Personal information
- Full name: Wilfred Tranter
- Date of birth: 5 March 1945 (age 81)
- Place of birth: Pendlebury, Lancashire, England
- Date of death: 2 July 2021 (aged 76)
- Position: Half-back

Youth career
- St Gregory's (Pendlebury)
- Manchester Schoolboys
- Lancashire Schoolboys
- 1961–1962: Manchester United

Senior career*
- Years: Team / Apps / (Gls)
- 1962–1966: Manchester United / 1 / (0)
- 1966–1969: Brighton & Hove Albion / 47 / (1)
- 1968: Baltimore Bays (loan) / 12 / (2)
- 1969–1972: Fulham / 23 / (0)
- 1972: St.

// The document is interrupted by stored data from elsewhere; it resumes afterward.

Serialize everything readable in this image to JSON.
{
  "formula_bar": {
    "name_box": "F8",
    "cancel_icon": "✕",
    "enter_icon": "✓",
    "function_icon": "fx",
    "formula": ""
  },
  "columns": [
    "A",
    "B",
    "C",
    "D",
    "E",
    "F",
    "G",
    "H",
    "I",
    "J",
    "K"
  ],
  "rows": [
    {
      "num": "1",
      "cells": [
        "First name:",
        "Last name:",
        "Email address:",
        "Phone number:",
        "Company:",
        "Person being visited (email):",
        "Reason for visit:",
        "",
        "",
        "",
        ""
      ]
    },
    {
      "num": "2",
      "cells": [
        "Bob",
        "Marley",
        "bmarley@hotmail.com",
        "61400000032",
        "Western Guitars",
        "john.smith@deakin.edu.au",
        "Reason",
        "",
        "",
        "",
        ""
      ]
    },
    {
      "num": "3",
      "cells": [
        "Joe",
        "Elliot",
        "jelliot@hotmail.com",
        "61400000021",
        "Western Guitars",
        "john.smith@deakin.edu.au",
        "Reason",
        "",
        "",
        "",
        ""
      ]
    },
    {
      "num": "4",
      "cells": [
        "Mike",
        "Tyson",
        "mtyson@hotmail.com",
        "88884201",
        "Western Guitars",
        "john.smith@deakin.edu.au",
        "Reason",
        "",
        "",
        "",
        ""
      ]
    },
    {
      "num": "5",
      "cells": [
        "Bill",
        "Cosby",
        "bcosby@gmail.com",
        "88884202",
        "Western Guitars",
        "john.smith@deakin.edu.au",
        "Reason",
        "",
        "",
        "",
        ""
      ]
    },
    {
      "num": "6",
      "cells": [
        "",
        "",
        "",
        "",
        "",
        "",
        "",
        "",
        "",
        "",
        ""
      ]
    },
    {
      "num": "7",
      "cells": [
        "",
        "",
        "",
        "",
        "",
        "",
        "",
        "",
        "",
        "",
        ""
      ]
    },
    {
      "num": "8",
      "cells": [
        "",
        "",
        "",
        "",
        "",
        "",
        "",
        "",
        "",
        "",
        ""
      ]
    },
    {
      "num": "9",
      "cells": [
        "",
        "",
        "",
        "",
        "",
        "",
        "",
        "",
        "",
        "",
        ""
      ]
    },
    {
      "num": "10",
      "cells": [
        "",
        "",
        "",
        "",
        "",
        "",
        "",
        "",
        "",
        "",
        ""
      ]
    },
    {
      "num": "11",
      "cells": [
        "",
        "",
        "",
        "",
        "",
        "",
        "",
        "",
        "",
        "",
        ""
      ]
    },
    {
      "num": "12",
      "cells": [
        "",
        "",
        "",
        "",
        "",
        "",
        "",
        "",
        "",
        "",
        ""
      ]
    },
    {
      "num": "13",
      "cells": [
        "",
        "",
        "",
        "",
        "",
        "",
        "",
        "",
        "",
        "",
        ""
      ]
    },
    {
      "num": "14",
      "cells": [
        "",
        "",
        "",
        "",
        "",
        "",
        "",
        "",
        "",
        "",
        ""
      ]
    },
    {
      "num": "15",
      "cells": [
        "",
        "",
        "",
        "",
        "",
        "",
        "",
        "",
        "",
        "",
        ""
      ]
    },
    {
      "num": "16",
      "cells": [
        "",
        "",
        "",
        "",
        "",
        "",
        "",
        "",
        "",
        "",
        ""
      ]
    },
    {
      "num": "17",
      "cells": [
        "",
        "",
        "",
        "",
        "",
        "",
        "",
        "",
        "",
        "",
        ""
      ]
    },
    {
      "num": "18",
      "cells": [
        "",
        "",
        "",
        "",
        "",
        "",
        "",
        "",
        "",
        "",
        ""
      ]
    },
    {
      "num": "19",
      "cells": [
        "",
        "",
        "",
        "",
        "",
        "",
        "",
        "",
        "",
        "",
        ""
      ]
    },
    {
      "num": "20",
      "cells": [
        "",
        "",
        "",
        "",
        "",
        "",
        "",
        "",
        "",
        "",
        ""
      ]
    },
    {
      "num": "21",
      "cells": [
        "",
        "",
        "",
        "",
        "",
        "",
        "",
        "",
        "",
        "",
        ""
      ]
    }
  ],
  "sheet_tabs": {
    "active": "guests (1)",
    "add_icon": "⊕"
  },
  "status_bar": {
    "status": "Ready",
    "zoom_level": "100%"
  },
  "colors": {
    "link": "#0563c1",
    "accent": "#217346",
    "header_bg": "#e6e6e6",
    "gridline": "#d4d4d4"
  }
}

Louis Stars (loan) / 14 / (0)
- 1972–?: Dover Town / ? / (?)

= Wilf Tranter =

English footballer

Wilfred Tranter (born 5 March 1945) is an English former footballer who played as a half-back. Born in Pendlebury, Lancashire, he played for Manchester United, Brighton & Hove Albion, Fulham, Baltimore Bays and St. Louis Stars. He made his Football League debut for Manchester United two days after his 19th birthday on 7 March 1964, when regular centre-half Bill Foulkes missed the trip to West Ham United due to injury; Tranter was praised for his defensive handling of West Ham forward Johnny Byrne as Manchester United won 2–0. It proved to be his only appearance for the club and he left for Brighton in May 1966. He spent two and a half years on the south coast, including a four-month loan spell with the Baltimore Bays in the North American Soccer League (NASL) between April and August 1968, before joining Fulham in January 1969. At the end of his three-and-a-half-year stay in London, he went back on loan to the United States during the 1972 NASL season to play for the St. Louis Stars.